The Navy announced today that it successfully tracked a medium-range ballistic missile target in flight off Kauai with the new AN/SPY-6(V) Air and Missile Defense Radar on July 27.
SPY-6 can see a target half the size at twice the distance of the SPY-1D radar in use on Navy ships today, maker Raytheon said. “The radar significantly enhances the ships’ ability to detect air and surface targets as well as the ever-proliferating ballistic missile threats,” the company said.
The radar will simultaneously support long range tracking and discrimination of ballistic missiles outside the Earth’s atmosphere as well as area and self defense against air and surface threats, the Navy said.
On July 27, a medium-range ballistic missile target was launched from the Pacific Missile Range Facility on Kauai. An AN/SPY-6(V) radar searched for, detected and maintained track on the target throughout its trajectory, the Navy said. Designated Vigilant Titan, the flight test was the second in a series of ballistic missile defense flight tests for the radar.
The test radar was put in place at the Pacific Missile Range Facility in June 2016.
The Navy’s AN/SPY-6(V) successfully searched for and tracked a short-range ballistic missile target launched from the Pacific Missile Range Facility on March 15 in the first ballistic missile flight test involving the radar.
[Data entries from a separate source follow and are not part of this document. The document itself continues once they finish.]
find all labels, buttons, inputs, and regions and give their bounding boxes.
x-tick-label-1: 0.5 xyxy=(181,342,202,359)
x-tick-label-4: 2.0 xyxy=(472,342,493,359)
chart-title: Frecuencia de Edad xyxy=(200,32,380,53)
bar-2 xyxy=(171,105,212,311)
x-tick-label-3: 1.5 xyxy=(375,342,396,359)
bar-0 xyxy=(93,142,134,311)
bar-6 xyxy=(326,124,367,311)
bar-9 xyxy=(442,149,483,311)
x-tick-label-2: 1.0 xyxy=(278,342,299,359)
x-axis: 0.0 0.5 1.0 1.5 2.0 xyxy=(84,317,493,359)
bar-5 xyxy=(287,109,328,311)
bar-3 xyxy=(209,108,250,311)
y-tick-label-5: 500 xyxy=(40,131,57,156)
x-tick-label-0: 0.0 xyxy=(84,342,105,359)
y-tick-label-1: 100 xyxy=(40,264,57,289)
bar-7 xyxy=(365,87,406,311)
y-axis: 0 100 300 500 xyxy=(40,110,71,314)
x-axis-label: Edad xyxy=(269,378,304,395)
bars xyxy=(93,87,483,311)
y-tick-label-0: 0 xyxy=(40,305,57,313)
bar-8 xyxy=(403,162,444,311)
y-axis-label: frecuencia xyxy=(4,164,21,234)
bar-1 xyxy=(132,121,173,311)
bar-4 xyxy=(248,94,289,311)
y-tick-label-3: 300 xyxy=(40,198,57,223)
“We are continuing to stress this radar by increasing the range and complexity of the targets and demonstrating the awesome capability and versatility of the Navy’s next generation integrated air and missile defense radar,” Navy Capt. Seiko Okano, major program manager for Above Water Sensors, Program Executive Office Integrated Warfare Systems, said in a release. “AN/SPY-6 is the nation’s most advanced radar and will be the cornerstone of the U.S. Navy’s surface combatants for many decades.”
Based on preliminary data, the test successfully met its primary objectives against a complex medium range ballistic missile target, the Navy said.
The radar is on track for deployment on new DDG-51 Flight III destroyers, Raytheon said. The system is built with individual “building blocks” called “radar modular assemblies.” The 2’x2’x2’ boxes stack together to form different sized arrays for different mission requirements, the company said.